A flame was sparked in the emptied-out spirits of the emancipated slaves by Gaspard's powerful word. A fire of defiance ignited in the eyes of some, but many were still too crushed by centuries of captivity to do anything except cry.
They started to approach the supply wagon one by one, then by the dozen.
Nuns from the temple emerged from the portal as if called by this act of bravery. They started to circulate among the most vulnerable evacuees, providing them with words of consolation, water, and healing salves.
The air was suddenly filled with a cry of frantic, pure hope.
Then another voice came, “Lady Serenya!!”
It was Jarce. He led a column of what seemed to be the Minilon barracks' remaining hundred devoted knights. When they saw their Saint, standing resolutely before the mine's entrance, their spirits rose despite their broken armor and blood and soot-smudged faces.
He was accompanied by Apu, who was holding his bow solidly now and had the look of a seasoned archer rather than a terrified squire, and Zebril also.
“We broke through Olomyar’s lines! We must protect this position at all costs!”
Bella’s face was a mask of calm authority, her brief moment of emotional vulnerability with her father now locked away. “Knights, report,” she commanded. “What of the barracks?”
It was Zebril who answered. “It’s gone, my lady,” she said, her voice a low, defeated rasp. “The Ruinhorn’s corruption spread too fast.
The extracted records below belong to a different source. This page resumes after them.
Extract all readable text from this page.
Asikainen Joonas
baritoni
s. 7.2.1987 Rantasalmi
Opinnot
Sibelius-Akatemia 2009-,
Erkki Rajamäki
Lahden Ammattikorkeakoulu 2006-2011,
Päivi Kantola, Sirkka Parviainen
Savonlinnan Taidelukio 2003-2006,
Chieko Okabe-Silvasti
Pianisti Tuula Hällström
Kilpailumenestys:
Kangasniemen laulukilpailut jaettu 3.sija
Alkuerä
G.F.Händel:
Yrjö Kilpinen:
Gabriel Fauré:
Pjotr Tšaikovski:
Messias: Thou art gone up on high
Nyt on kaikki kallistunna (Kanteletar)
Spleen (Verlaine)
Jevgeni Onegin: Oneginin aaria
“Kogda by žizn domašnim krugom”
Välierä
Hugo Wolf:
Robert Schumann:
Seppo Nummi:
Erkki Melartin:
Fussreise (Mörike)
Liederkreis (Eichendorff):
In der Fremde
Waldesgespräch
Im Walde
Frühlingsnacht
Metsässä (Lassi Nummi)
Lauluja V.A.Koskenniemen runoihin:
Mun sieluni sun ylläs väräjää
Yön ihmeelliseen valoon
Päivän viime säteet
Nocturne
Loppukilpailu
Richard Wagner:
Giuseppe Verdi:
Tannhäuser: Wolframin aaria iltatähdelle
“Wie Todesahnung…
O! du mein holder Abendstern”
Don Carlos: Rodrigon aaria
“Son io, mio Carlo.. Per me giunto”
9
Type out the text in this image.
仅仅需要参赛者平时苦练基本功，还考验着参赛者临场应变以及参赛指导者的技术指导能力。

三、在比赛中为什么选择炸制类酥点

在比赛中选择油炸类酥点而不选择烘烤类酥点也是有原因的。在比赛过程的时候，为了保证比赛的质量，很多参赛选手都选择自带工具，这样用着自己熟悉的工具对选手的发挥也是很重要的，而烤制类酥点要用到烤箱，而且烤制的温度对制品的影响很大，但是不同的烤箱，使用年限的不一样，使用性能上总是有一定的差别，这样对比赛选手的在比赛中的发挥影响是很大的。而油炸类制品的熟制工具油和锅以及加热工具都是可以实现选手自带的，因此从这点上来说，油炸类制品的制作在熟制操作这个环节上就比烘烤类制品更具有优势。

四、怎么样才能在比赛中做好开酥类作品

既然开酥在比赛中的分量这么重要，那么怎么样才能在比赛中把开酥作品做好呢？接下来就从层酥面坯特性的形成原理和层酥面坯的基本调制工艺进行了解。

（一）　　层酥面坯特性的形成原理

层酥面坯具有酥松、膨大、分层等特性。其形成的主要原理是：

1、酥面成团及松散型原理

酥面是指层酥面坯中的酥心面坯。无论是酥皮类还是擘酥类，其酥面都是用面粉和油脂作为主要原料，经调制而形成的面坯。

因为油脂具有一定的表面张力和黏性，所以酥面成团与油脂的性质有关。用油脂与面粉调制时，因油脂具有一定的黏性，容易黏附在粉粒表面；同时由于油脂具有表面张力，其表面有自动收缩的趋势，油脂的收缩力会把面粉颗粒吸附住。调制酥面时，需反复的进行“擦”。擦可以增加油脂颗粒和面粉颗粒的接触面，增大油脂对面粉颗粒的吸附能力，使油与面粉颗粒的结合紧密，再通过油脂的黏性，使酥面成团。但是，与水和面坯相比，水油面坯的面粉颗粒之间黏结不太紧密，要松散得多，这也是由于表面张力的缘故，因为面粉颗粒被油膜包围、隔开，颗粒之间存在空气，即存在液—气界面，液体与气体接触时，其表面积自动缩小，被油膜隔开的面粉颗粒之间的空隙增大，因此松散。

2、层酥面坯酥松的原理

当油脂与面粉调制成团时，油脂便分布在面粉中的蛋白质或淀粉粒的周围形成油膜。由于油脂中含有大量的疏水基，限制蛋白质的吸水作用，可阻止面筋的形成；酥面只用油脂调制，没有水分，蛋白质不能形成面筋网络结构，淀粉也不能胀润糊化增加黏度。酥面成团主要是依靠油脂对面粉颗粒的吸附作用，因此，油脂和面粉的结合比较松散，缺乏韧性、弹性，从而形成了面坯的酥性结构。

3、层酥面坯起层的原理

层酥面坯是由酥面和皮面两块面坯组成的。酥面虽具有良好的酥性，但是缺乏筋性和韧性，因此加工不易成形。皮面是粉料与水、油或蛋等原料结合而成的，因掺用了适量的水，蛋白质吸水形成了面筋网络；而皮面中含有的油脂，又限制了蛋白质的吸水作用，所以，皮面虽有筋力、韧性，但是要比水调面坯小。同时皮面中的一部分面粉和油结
What it didn’t rot, the portal-spawned monsters that followed in its wake burnt down. The entire barracks has been overtaken…”
She took a deep, shuddering breath. “The only thing still standing is the central keep, the high-end prison. The Power Conduit’s holy field is holding the corruption at bay. Olomyar, Baltram, and the many knights and corrupt nobles loyal to them have sealed themselves inside. They have abandoned the city to save themselves.”
Bella listened, her expression hardening. The board had changed yet again. The barracks was lost. Her evacuation point was now the last bastion of the loyalist forces in the entire city.
“Then this is our line,” she declared, her voice ringing with a power that commanded the attention of every knight, every nun, and every freed dark being. “We are defending the last remnant of the Minilon Knights and the future of this city.”
She looked at Jarce and Zebril, “Organize your men. Form a defensive perimeter around this entrance. Gaspard, integrate our volunteers into the line.”
“We will make our stand here.”
The adrenaline from the unachievable triumph slowly subsided in the mine, and Anna started to realize the full cost of the night. A fatigue that was heavier than the mountain above swept over her, bone-deep.
Now leaking down even into these suffocating depths, the dim, indirect light of the genuine dawn felt like a tangible burden on her vampire body.
“Ugh…” she groaned, her legs buckling beneath her. “The sun has risen…”
Her vision swam, the cavern blurring into a swirl of pale Glimmerstone light and concerned faces.
“Anna!” Nima and Maren cried out in a panic.
It was Helartha who caught her. The tall, elegant dark elf moved with a swift, sure grace, catching Anna before she could hit the ground. She looked down at the pale, exhausted face of the girl who had just handed her back a future she thought was lost forever.
“Thank you, Anna…” Helartha whispered.
Anna looked up at her, a weak, wry chuckle escaping her lips before her eyes finally rolled back and she fell completely into a deep, profound sleep.